Und schließlich weist der BGH die Bedenken zurück, es bestehe die Gefahr, ein der Klage stattgebendes Urteil in einem weiteren Prozess gegen die Gesellschaft wirke nach § 129 Abs. 1 HGB analog wiederum gegen die einzelnen Gesellschafter, die zuvor ja schon rechtskräftig gewonnen hatten. Dies treffe nicht zu. Einer erneuten Inanspruchnahme der einzelnen Gesellschafter aus ihrer Mithaftung für die Verbindlichkeiten der Gesellschaft steht dann nämlich die Rechtskraft des klageabweisenden Urteils in dem gegen sie geführten Vorprozess entgegen.

III.     Fazit

Auch wenn die Begründung des BGH nicht in jedem Punkt überzeugt und gerade im Hinblick auf die Auslegung des § 736 ZPO noch Fragen offenlässt, so kann jedenfalls aus der Entscheidung eine prozesstaktische Überlegung abgeleitet werden, nämlich eine besondere Reihenfolge der Inanspruchnahme einzuhalten. Vorsorglich kann es sich für einen Gläubiger anbieten, primär die Gesellschafter – und zwar alle – klageweise in Anspruch zu nehmen.

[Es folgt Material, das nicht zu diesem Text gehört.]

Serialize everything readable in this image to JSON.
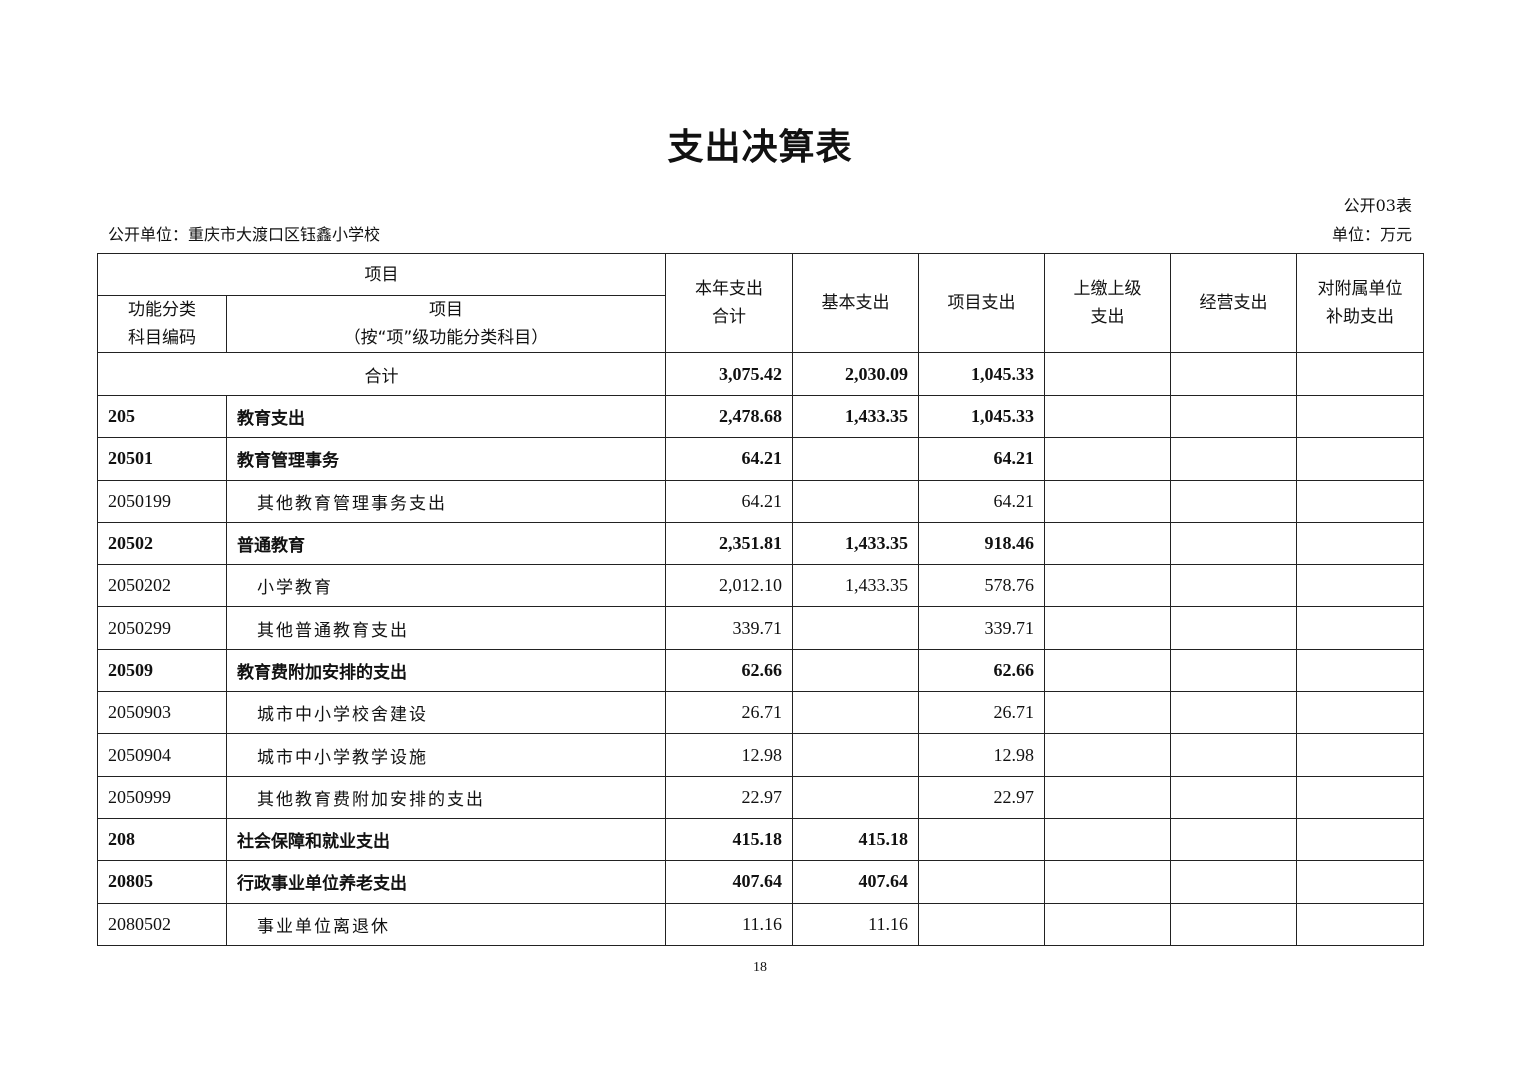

  • Mit einem positiven Urteil gewinnt der Gläubiger dann einen Titel gegen mehrere Personen und damit mehrere Vollstreckungsschuldner und kann zugleich in das Gesellschaftsvermögen vollstrecken.
  • Verliert er das Verfahren, kann er immer noch gegen die Gesellschaft klagen und seine im ersten Prozess gewonnenen Erfahrungen und Erkenntnisse verwerten.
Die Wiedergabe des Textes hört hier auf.